Single by Mandisa

from the album What If We Were Real
- Released: January 7, 2011
- Recorded: July 2010 – January 2011
- Genre: CCM; Christian R&B; Dance-pop;
- Length: 3:33
- Label: Sparrow
- Songwriters: David Garcia; Ben Glover; Christopher Stevens;

Mandisa singles chronology
| "Not Guilty" (2009) | "Stronger" (2011) | "Waiting for Tomorrow" (2011) |

Music video
- "Stronger" on YouTube

= Stronger (Mandisa song) =

"Stronger" is the lead single by singer-songwriter Mandisa from her third album What If We Were Real.

==Composition==
"Stronger" is originally in the key of A♭ Major, with a tempo of 174 beats per minute. Written in common time, Mandisa's vocal range spans from Eb_{3} to Eb_{5} during the song.

==Live performances==
Mandisa performed the song on Good Morning America.

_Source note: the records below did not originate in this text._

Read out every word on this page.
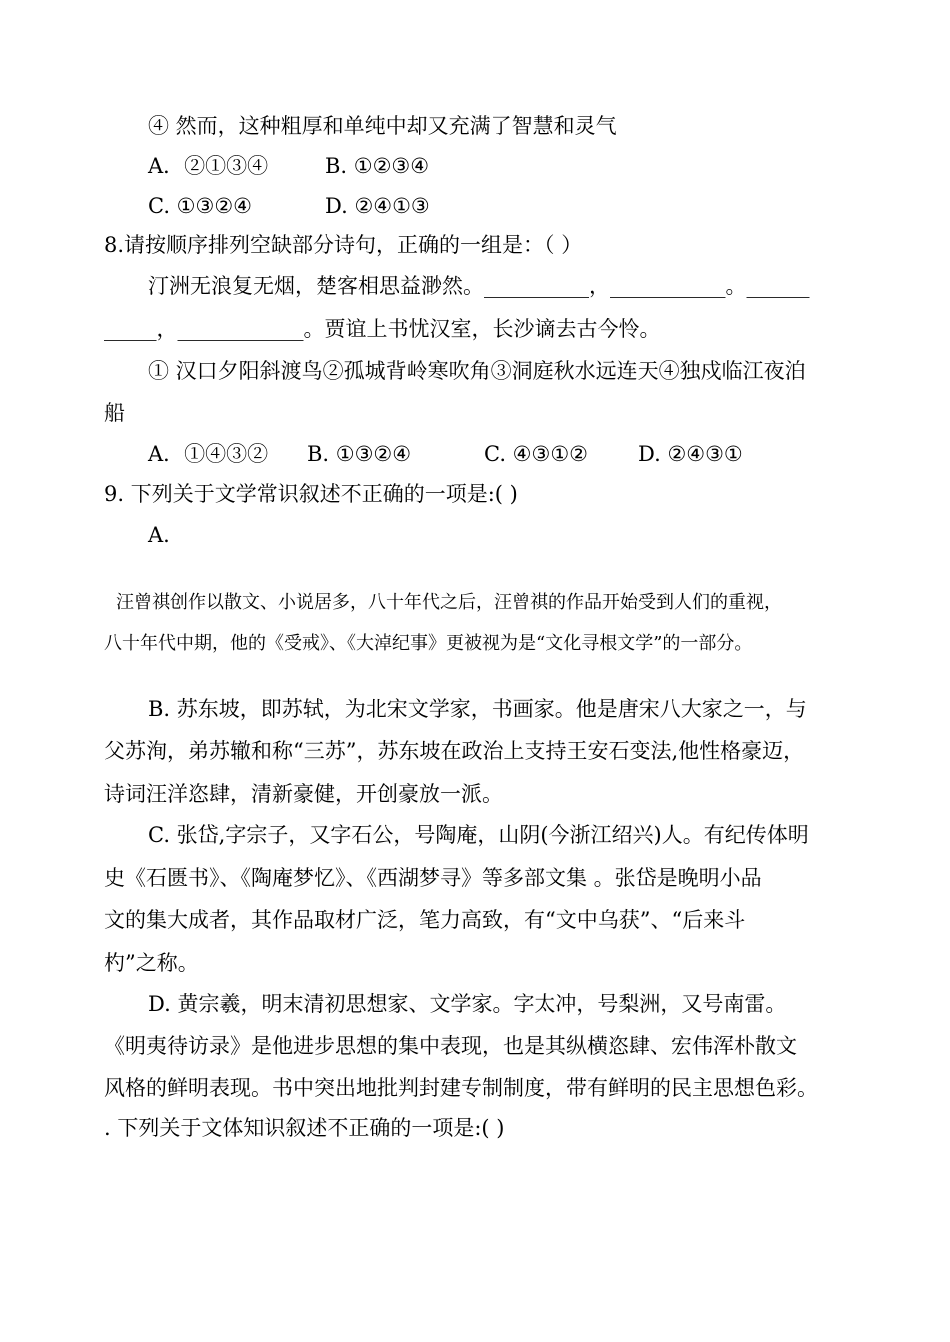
④ 然而，这种粗厚和单纯中却又充满了智慧和灵气
A．②①③④	B. ①②③④
C. ①③②④	D. ②④①③
8.请按顺序排列空缺部分诗句，正确的一组是：（ ）
汀洲无浪复无烟，楚客相思益渺然。__________，___________。______
_____，____________。贾谊上书忧汉室，长沙谪去古今怜。
① 汉口夕阳斜渡鸟②孤城背岭寒吹角③洞庭秋水远连天④独戍临江夜泊
船
A．①④③② B. ①③②④	C. ④③①② D. ②④③①
9. 下列关于文学常识叙述不正确的一项是:( )
A.
汪曾祺创作以散文、小说居多，八十年代之后，汪曾祺的作品开始受到人们的重视，
八十年代中期，他的《受戒》、《大淖纪事》更被视为是“文化寻根文学”的一部分。
B. 苏东坡，即苏轼，为北宋文学家，书画家。他是唐宋八大家之一，与
父苏洵，弟苏辙和称“三苏”，苏东坡在政治上支持王安石变法,他性格豪迈，
诗词汪洋恣肆，清新豪健，开创豪放一派。
C. 张岱,字宗子，又字石公，号陶庵，山阴(今浙江绍兴)人。有纪传体明
史《石匮书》、《陶庵梦忆》、《西湖梦寻》等多部文集 。张岱是晚明小品
文的集大成者，其作品取材广泛，笔力高致，有“文中乌获”、“后来斗
杓”之称。
D. 黄宗羲，明末清初思想家、文学家。字太冲，号梨洲，又号南雷。
《明夷待访录》是他进步思想的集中表现，也是其纵横恣肆、宏伟浑朴散文
风格的鲜明表现。书中突出地批判封建专制制度，带有鲜明的民主思想色彩。
. 下列关于文体知识叙述不正确的一项是:( )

==Commercial performance==
"Stronger" peaked at number one on the Hot Christian Songs chart, becoming her first song to do so. As of August 31, 2011 the song has sold 194,000 copies.

==Music video==
A lyric video for the single "Stronger" was released on February 24, 2015.

==Charts==

===Weekly charts===

Weekly chart performance for "Stronger"
| Chart (2011) | Peak position |
|---|---|
| US Bubbling Under Hot 100 (Billboard) | 25 |
| US Hot Christian Songs (Billboard) | 1 |
| US Christian Airplay (Billboard) | 1 |
| US Christian AC (Billboard) | 1 |

===Year-end charts===

2011 year-end chart performance for "Stronger"
| Chart (2011) | Position |
|---|---|
| US Christian Songs (Billboard) | 3 |
| US Christian AC (Billboard) | 3 |

2012 year-end chart performance for "Stronger"
| Chart (2012) | Position |
|---|---|
| US Christian Digital Song Sales (Billboard) | 41 |

==Certifications==

| Region | Certification | Certified units/sales |
| United States (RIAA) | Gold | 500,000^{‡} |
^{‡} Sales+streaming figures based on certification alone.